Interpretive Summary: An H1N1 influenza virus caused the 1918 pandemic. Five genes were evaluated in a recombinant virus for the ability to cause disease in a mouse model. The presence of the 1918 viruses hemagglutinin and neuramindase genes killed the mice. Vaccination of the mice with the 1918 recombinant, or a 1930 pig influenza virus protected the mice from the 1918 influenza virus. Vaccines using newer strains of H1N1 influenza virus did not provide complete protection from the 1918 virus. This suggests effective vaccines can be developed against the 1918 virus should it re-emerge in the human population.

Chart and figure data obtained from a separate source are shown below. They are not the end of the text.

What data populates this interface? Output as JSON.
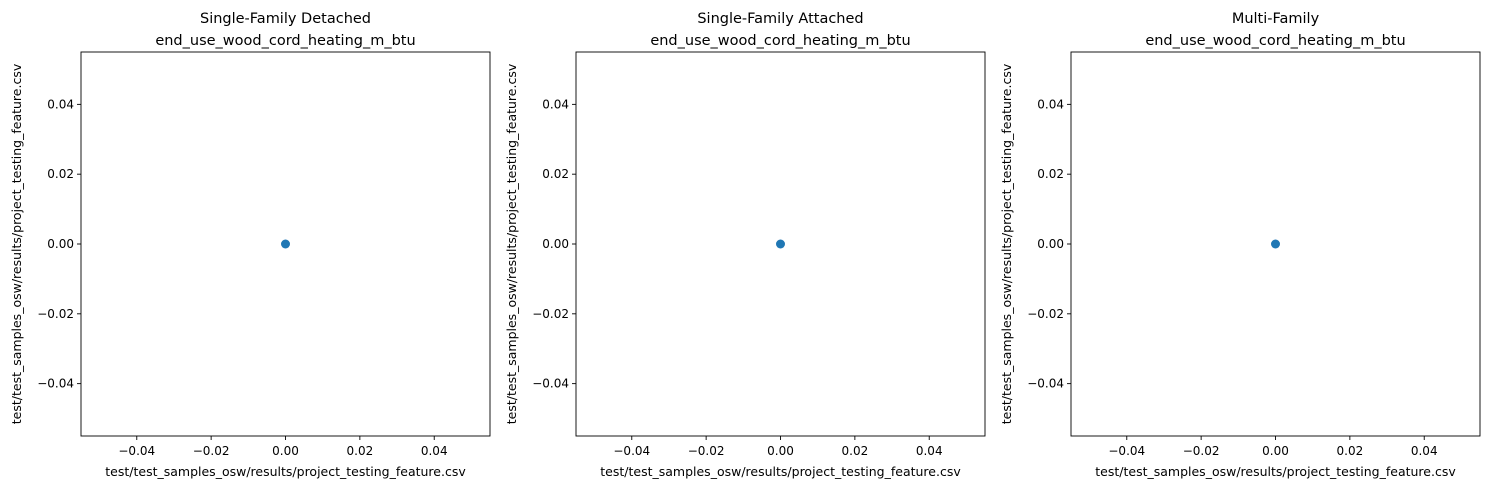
{
  "chart_data": [
    {
      "type": "scatter",
      "title": [
        "Single-Family Detached",
        "end_use_wood_cord_heating_m_btu"
      ],
      "xlabel": "test/test_samples_osw/results/project_testing_feature.csv",
      "ylabel": "test/test_samples_osw/results/project_testing_feature.csv",
      "xlim": [
        -0.055,
        0.055
      ],
      "ylim": [
        -0.055,
        0.055
      ],
      "xticks": [
        -0.04,
        -0.02,
        0.0,
        0.02,
        0.04
      ],
      "yticks": [
        -0.04,
        -0.02,
        0.0,
        0.02,
        0.04
      ],
      "xtick_labels": [
        "−0.04",
        "−0.02",
        "0.00",
        "0.02",
        "0.04"
      ],
      "ytick_labels": [
        "−0.04",
        "−0.02",
        "0.00",
        "0.02",
        "0.04"
      ],
      "grid": false,
      "series": [
        {
          "x": [
            0.0
          ],
          "y": [
            0.0
          ],
          "color": "#1f77b4"
        }
      ]
    },
    {
      "type": "scatter",
      "title": [
        "Single-Family Attached",
        "end_use_wood_cord_heating_m_btu"
      ],
      "xlabel": "test/test_samples_osw/results/project_testing_feature.csv",
      "ylabel": "test/test_samples_osw/results/project_testing_feature.csv",
      "xlim": [
        -0.055,
        0.055
      ],
      "ylim": [
        -0.055,
        0.055
      ],
      "xticks": [
        -0.04,
        -0.02,
        0.0,
        0.02,
        0.04
      ],
      "yticks": [
        -0.04,
        -0.02,
        0.0,
        0.02,
        0.04
      ],
      "xtick_labels": [
        "−0.04",
        "−0.02",
        "0.00",
        "0.02",
        "0.04"
      ],
      "ytick_labels": [
        "−0.04",
        "−0.02",
        "0.00",
        "0.02",
        "0.04"
      ],
      "grid": false,
      "series": [
        {
          "x": [
            0.0
          ],
          "y": [
            0.0
          ],
          "color": "#1f77b4"
        }
      ]
    },
    {
      "type": "scatter",
      "title": [
        "Multi-Family",
        "end_use_wood_cord_heating_m_btu"
      ],
      "xlabel": "test/test_samples_osw/results/project_testing_feature.csv",
      "ylabel": "test/test_samples_osw/results/project_testing_feature.csv",
      "xlim": [
        -0.055,
        0.055
      ],
      "ylim": [
        -0.055,
        0.055
      ],
      "xticks": [
        -0.04,
        -0.02,
        0.0,
        0.02,
        0.04
      ],
      "yticks": [
        -0.04,
        -0.02,
        0.0,
        0.02,
        0.04
      ],
      "xtick_labels": [
        "−0.04",
        "−0.02",
        "0.00",
        "0.02",
        "0.04"
      ],
      "ytick_labels": [
        "−0.04",
        "−0.02",
        "0.00",
        "0.02",
        "0.04"
      ],
      "grid": false,
      "series": [
        {
          "x": [
            0.0
          ],
          "y": [
            0.0
          ],
          "color": "#1f77b4"
        }
      ]
    }
  ]
}
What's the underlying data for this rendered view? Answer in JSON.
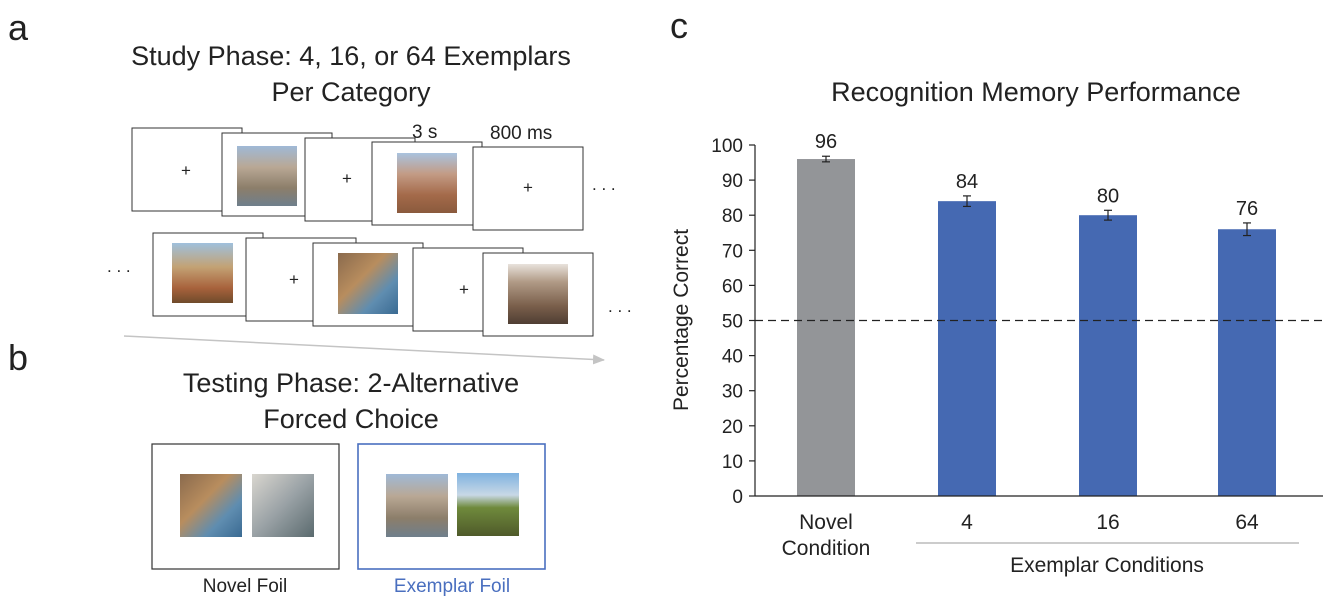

Technical Abstract: The 1918 influenza A H1N1 virus caused the worst pandemic of influenza ever recorded. To better understand the pathogenesis and immunity to the 1918 pandemic virus, we generated recombinant influenza viruses possessing two to five genes of the 1918 influenza virus. Recombinant influenza viruses possessing the hemagglutinin (HA), neuraminidase (NA), matrix (M), nonstructural (NS), and nucleoprotein (NP) genes or any recombinant virus possessing both the HA and NA genes of the 1918 influenza virus were highly lethal for mice. Antigenic analysis by hemagglutination inhibition (HI) tests with ferret and chicken H1N1 antisera demonstrated that the 1918 recombinant viruses antigenically most resembled A/Swine/Iowa/30 (Sw/Iowa/30) virus, but differed from H1N1 viruses isolated since 1930. HI and virus neutralizing (VN) antibodies to 1918 recombinant and Sw/Iowa/30 viruses in human sera were present among individuals born before or shortly after the 1918 pandemic. Mice that received an intramuscular immunization of the homologous or Sw/Iowa/30 inactivated vaccine developed HI and VN antibodies to the 1918 recombinant virus and were completely protected against lethal challenge. Mice that received A/PR/8/34, A/Texas/36/91 or A/New Caledonia/20/99 H1N1 vaccines displayed partial protection from lethal challenge. In contrast, control vaccinated mice were not protected against lethal challenge and displayed high virus titers in respiratory tissues. Partial vaccine protection mediated by baculovirus-expressed recombinant HA vaccines suggest common cross-reactive epitopes on the H1 HA. These data suggest a strategy of vaccination that would be effective against a re-emergent 1918 or 1918-like virus.